Amplifying Northern Voices Since 2018

Northern suppliers set for boost in MOD £7.5bn plan by 2028

“If you’ve got a British postcode, you are a British company,” Defence Minister Pollard told 1,000 industry leaders at the ADS annual dinner, setting out a supplier‑first push that puts SMEs in the room from day one. The message was unapologetically practical: more work for British firms, clearer routes into MOD programmes, and faster decisions.

He confirmed the creation of the Office for Small Business Growth (OSBG) in Scotland - pitched as a single front door for suppliers who’ve spent years bouncing between departments. The unit will advise, triage opportunities and remove guesswork over who to call, with ministers promising SMEs will no longer be told they’re too small to matter.

Money follows the door. The MOD is committing £7.5 billion to small businesses by 2028 - a 50 per cent uplift in direct departmental spend - and expects the primes to match the direction of travel.

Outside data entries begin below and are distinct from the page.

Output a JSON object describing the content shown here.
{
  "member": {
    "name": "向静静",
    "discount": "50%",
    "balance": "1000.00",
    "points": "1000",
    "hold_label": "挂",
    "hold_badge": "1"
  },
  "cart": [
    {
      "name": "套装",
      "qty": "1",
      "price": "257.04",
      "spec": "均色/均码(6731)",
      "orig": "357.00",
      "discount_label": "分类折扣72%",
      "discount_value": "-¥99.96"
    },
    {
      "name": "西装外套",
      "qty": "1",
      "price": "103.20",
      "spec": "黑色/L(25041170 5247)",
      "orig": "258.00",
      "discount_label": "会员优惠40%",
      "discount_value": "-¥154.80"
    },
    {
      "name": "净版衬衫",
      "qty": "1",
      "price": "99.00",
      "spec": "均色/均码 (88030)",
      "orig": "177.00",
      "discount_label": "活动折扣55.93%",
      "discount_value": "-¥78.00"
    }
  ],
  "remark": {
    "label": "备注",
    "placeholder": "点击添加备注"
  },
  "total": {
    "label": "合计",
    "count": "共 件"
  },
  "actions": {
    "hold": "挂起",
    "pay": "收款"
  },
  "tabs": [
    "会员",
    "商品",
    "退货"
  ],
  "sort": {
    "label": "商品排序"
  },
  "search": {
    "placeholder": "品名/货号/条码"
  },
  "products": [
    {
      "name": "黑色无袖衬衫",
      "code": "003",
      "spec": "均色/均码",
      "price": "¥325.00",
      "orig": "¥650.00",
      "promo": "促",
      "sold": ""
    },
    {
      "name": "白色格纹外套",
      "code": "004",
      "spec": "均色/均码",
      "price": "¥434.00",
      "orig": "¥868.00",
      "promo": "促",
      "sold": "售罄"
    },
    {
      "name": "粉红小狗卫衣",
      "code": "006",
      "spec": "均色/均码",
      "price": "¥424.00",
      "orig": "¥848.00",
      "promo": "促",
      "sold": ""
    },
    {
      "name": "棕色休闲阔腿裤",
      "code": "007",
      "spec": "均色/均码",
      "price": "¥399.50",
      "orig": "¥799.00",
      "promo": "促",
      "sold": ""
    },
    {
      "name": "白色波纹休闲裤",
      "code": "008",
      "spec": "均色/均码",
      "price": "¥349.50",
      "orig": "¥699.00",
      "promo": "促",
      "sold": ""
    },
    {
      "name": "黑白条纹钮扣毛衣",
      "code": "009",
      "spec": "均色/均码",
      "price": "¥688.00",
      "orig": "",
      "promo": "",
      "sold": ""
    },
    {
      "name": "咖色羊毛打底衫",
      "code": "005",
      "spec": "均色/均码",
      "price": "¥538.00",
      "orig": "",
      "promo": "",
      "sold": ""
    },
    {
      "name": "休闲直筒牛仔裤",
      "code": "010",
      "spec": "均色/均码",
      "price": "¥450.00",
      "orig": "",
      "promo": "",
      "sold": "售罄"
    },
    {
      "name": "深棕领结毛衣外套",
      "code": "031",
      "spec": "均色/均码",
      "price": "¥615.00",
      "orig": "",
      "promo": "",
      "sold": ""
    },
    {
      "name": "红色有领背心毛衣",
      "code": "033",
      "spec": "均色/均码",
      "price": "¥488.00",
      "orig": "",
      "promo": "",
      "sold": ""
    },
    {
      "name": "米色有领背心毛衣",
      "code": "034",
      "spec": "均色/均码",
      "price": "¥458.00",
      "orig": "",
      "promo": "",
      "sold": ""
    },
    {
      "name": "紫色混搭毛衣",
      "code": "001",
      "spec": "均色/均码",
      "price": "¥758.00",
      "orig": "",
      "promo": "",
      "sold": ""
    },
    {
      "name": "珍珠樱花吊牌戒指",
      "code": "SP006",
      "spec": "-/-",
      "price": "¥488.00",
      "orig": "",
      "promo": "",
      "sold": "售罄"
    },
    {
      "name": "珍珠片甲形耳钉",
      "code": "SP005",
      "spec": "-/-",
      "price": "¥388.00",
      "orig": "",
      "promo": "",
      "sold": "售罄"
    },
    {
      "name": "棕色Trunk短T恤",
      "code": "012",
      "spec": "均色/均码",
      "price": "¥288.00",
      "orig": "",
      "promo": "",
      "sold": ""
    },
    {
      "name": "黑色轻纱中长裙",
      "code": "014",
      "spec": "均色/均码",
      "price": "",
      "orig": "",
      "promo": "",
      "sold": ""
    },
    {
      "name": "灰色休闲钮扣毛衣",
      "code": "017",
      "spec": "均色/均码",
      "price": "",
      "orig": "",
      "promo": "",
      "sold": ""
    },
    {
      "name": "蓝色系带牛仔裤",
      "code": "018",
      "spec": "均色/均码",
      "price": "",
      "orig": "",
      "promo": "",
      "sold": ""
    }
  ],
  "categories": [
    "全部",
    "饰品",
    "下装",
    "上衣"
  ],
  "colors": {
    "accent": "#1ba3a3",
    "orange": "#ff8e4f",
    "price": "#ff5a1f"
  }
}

For northern founders in advanced manufacturing, software and AI, that is a live pipeline, not a slogan.

ADS’s 2025 Facts and Figures put the sector at £100 billion turnover and £42 billion of value added, supporting more than 460,000 well‑paid jobs nationwide. A big share sits in the North: submarines in Barrow, fast‑jet and GCAP activity at Warton and Samlesbury, missiles in Bolton, heavy forgings in Sheffield and ship repair in Birkenhead. The supply chain stretches from Teesside composites to North Yorkshire electronics.

On spending, ministers restated a pathway beyond the oft‑quoted 2.5 per cent of GDP. The aim is 3 per cent in the next Parliament and 5 per cent on national security by 2035. If it holds, that is the largest sustained rise since the Cold War - and it will only count in towns like Barrow, Blackburn and Birkenhead if programmes are placed and schedules are kept.

Industry frustration over the long‑awaited Defence Investment Plan was acknowledged. Pollard said the plan is the department’s top priority, the first line‑by‑line review in 18 years, and necessary after inheriting an over‑committed, under‑funded programme. Expect a tighter pipeline that backs the domestic industrial base and buys kit that can be built, upgraded and sustained here.

The innovation push is tangible. Ten per cent of the equipment budget is being ring‑fenced for novel technology, UK Defence Innovation has a protected £400 million a year, and a new fund of up to £20 million will hunt for “defence unicorns”. A Dragon’s Den‑style event will provide seed cheques for early concepts - a clear opening for AMRC North West, university spin‑outs across Sheffield, Manchester and Newcastle, and emerging autonomy and AI outfits from Samlesbury to the Tyne.

Cyber was the other drumbeat. As the dinner got underway, Pollard said the UK defence estate would face roughly twenty cyber attacks on average before the speeches ended, with around 50,000 new cyber threats identified nationally in the same window. For northern firms plugged into the Manchester digital spine and units at RAF Leeming, the work is immediate: build secure systems, harden supply chains and keep clearances current.

Procurement culture is also on the block. The minister’s homework for primes and tier‑twos was blunt: improve productivity, hit timelines, control costs and level with the department when slippage appears. The old cost‑plus approach, he argued, has to go; companies that move at pace and export will be rewarded.

Exportability was pushed up‑front - design with overseas customers in mind from day one. That aligns with how Warton has sold Typhoon upgrades abroad and how Bolton has scaled missile assembly for allied orders. “We must sell to the world,” Pollard said, because domestic demand alone cannot sustain the capacity Britain needs.

The geopolitical framing was equally stark, tied to Ukraine and the need for warfighting readiness. But for readers here, the takeaway is practical: the money and the mechanisms are moving. The test now is whether Whitehall, primes and SMEs can turn them into signed orders, apprentices in training and kit on time across the North.